The Greeks are the oft-told origin of ‘the West’. But they are still only one part of ‘the world’ and not the mythic basis for a world literature in a true sense. My world literature reads the classics as the literary expression of the true consciousness of world historical spirit. It offers enlightenment and is, in others words, a type of tarruru. That might not come in any single origin story, or group of people, but in the eternal questions that come from looking more deeply in the library that has books from everywhere and everywhen.
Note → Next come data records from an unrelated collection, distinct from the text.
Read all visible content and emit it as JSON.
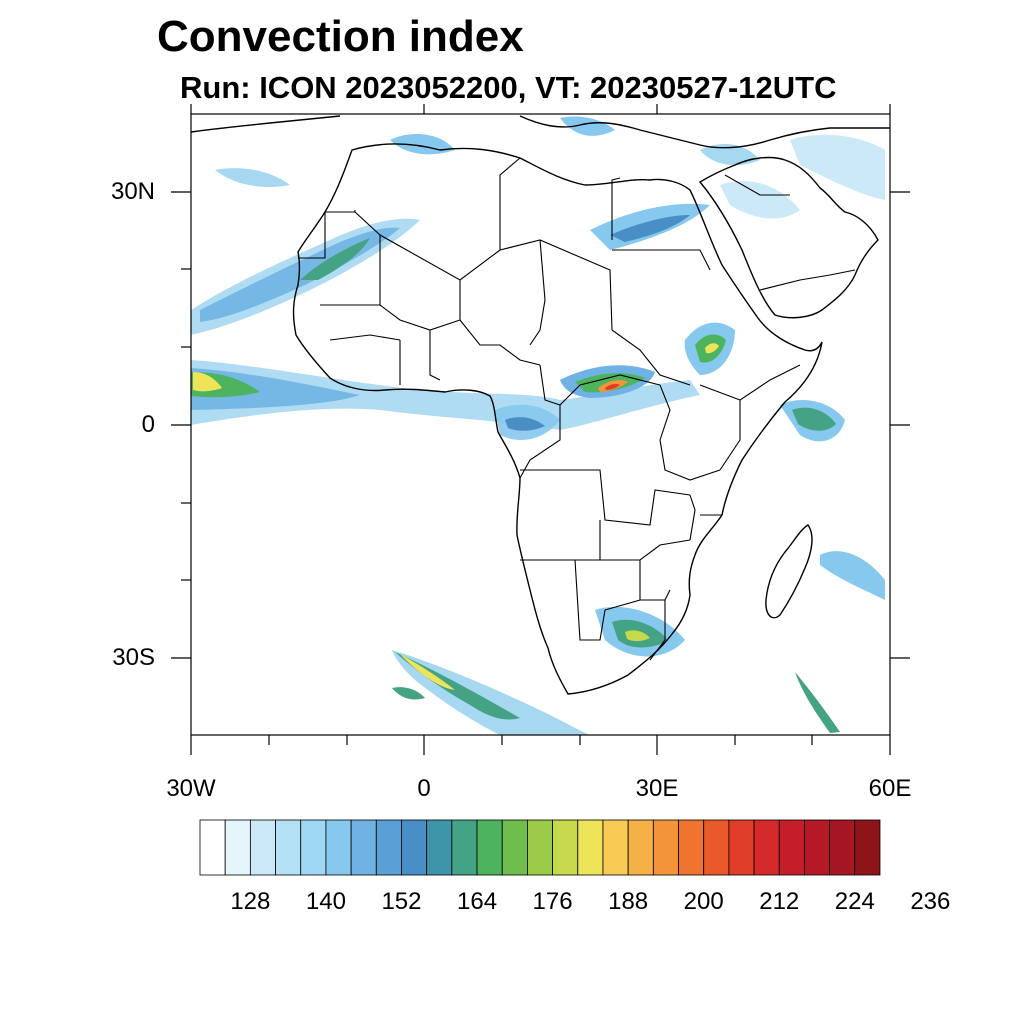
{
  "title": "Convection index",
  "subtitle": "Run: ICON 2023052200,  VT: 20230527-12UTC",
  "map": {
    "region": "Africa",
    "lon_range": [
      -30,
      60
    ],
    "lat_range": [
      -40,
      40
    ],
    "y_ticks": [
      {
        "lat": 30,
        "label": "30N"
      },
      {
        "lat": 0,
        "label": "0"
      },
      {
        "lat": -30,
        "label": "30S"
      }
    ],
    "x_ticks": [
      {
        "lon": -30,
        "label": "30W"
      },
      {
        "lon": 0,
        "label": "0"
      },
      {
        "lon": 30,
        "label": "30E"
      },
      {
        "lon": 60,
        "label": "60E"
      }
    ]
  },
  "colorbar": {
    "colors": [
      "#ffffff",
      "#e6f4fc",
      "#cce9f8",
      "#b4e0f6",
      "#9ed8f4",
      "#86c8ee",
      "#6fb2e3",
      "#5a9fd6",
      "#4a8ec6",
      "#3e94a8",
      "#44a384",
      "#4db35e",
      "#6ebe4d",
      "#9ccb4a",
      "#c6d94a",
      "#eee45a",
      "#f8cb55",
      "#f5b047",
      "#f3943a",
      "#ee7430",
      "#e95a2a",
      "#e03e29",
      "#d42a2c",
      "#c51e2a",
      "#b51925",
      "#a51622",
      "#8f1419"
    ],
    "tick_labels": [
      "128",
      "140",
      "152",
      "164",
      "176",
      "188",
      "200",
      "212",
      "224",
      "236"
    ]
  }
}
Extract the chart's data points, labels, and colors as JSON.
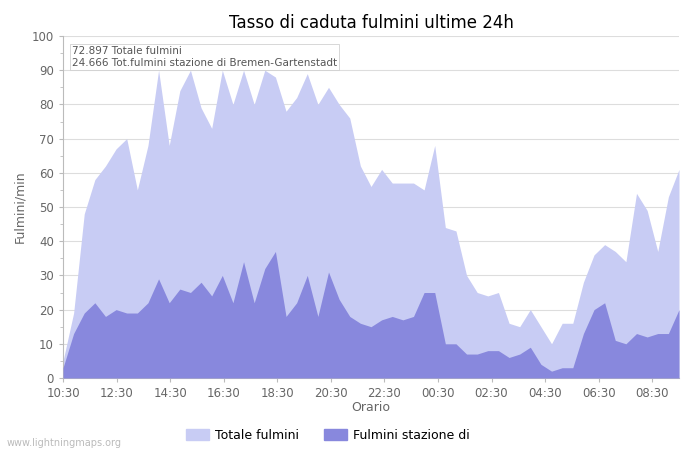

This is about that universal library, about the books that have kept me company as I emerged from the chrysalis of writerly reluctance into someone who believes in the enduring value of books. It is about replying to the classics, to tradition, to world literature. It is about writing back to the books I read on my way to becoming the writer I secretly wanted to be when I placed that self-published book on the shelf next to Jane Austen and Germaine Greer, Judith Butler and Virginia Woolf, Sappho and Maya Angelou. It is about coming to terms with the heaviness of those shelves, about realising that history is liberating, about being thankful for the task of translating thought to text in the hope that we can make one person’s life better, if not forever then at least for a minute. That is the hope of these books that I share with you now, which have given me so much pleasure over the years.